Social media stars are not experts in fitness and nutrition. They're experts in angles, hues and inspirational captions about accepting yourself.
I'm going to say this only once: social media stars are not experts in fitness and nutrition. They're experts in angles, hues and inspirational captions about accepting yourself (in the meantime, you're curling into a ball of insecurity while scrolling through candid holiday snaps of their perfectly-toned-everything on a yoga trip to Bali).

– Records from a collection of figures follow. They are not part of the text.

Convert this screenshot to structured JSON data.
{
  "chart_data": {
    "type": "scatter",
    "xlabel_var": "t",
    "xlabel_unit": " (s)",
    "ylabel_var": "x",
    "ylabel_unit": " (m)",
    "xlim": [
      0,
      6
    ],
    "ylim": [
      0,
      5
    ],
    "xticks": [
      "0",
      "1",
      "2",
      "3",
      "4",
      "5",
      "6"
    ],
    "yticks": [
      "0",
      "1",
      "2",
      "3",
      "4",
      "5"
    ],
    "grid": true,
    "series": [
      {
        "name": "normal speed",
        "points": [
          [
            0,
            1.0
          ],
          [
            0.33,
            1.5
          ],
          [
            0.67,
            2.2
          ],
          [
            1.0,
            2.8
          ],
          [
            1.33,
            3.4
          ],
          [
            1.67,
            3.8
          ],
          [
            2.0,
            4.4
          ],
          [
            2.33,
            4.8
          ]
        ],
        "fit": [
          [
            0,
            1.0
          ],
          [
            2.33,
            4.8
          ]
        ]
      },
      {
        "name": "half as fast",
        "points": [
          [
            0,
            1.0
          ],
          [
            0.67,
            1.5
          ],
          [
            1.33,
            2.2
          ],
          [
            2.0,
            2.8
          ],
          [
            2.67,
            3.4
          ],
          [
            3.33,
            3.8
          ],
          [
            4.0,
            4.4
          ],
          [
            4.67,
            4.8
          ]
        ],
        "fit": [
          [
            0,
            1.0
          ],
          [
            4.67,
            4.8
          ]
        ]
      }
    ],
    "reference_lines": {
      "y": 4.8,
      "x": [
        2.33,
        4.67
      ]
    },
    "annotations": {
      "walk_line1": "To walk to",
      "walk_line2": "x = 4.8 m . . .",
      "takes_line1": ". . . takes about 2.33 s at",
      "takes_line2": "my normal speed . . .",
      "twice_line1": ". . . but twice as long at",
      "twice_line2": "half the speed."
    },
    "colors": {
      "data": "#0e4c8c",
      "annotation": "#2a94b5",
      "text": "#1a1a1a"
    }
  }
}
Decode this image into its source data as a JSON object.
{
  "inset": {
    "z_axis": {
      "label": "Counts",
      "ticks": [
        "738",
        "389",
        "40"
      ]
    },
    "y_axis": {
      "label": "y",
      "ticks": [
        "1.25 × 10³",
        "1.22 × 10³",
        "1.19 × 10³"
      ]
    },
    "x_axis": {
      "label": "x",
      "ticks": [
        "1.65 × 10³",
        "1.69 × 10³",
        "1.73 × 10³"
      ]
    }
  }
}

Unless they have a degree in nutrition and a certification in personal training and they're consulting you in person, their programs have the potential to be harmful; they don't take into account your past injuries, your nutritional deficiencies, your lifestyle. Like every bit of health advice you glean from the media, sure, take it all as a guideline. But don't follow it as the golden rule that you need to stick to day in, day out, until you've developed orthorexia, anorexia, poor self-esteem, body dysmorphia, shin splints or a horrendous nutritional deficiency. The wellness veneer doesn't make social media harmless, it simply disguises itself for what it really is — an idea of health, vitality, beauty and success that isn't attainable for the average person, promoted by 'the average person'. And Instagram's latest tailoring algorithm that decides what posts are prioritised on your news feed based on their assumptions about your preferences means that we have even less control over what we view and what messages we're subliminally ingesting.
If I spent my time doing sit-ups, HITT work outs, meditating, eating lovely vegan food with friends, doing more sit ups and getting away on surf trips as a job that earned me thousands a week, then yeah, I'd probably look like that too. Heck, I've found myself wondering if I could pump up my narcissism enough to do it! But then I realised something; I don't want to be the reason a 17-year-old is failing her HSC because she's up at 5am every day sprinting and reducing her calories so she can have legs like mine. I don't want to get paid lots of money to sell tiny bikinis to women who later beat themselves up because their arse didn't look the way mine did in the photo. I don't want to ruin my friendships by making them take hundreds of photos of me on our headland walk, or make my hot boyfriend pose for topless photos to increase my followers. I want to, you know, have a life. A real one.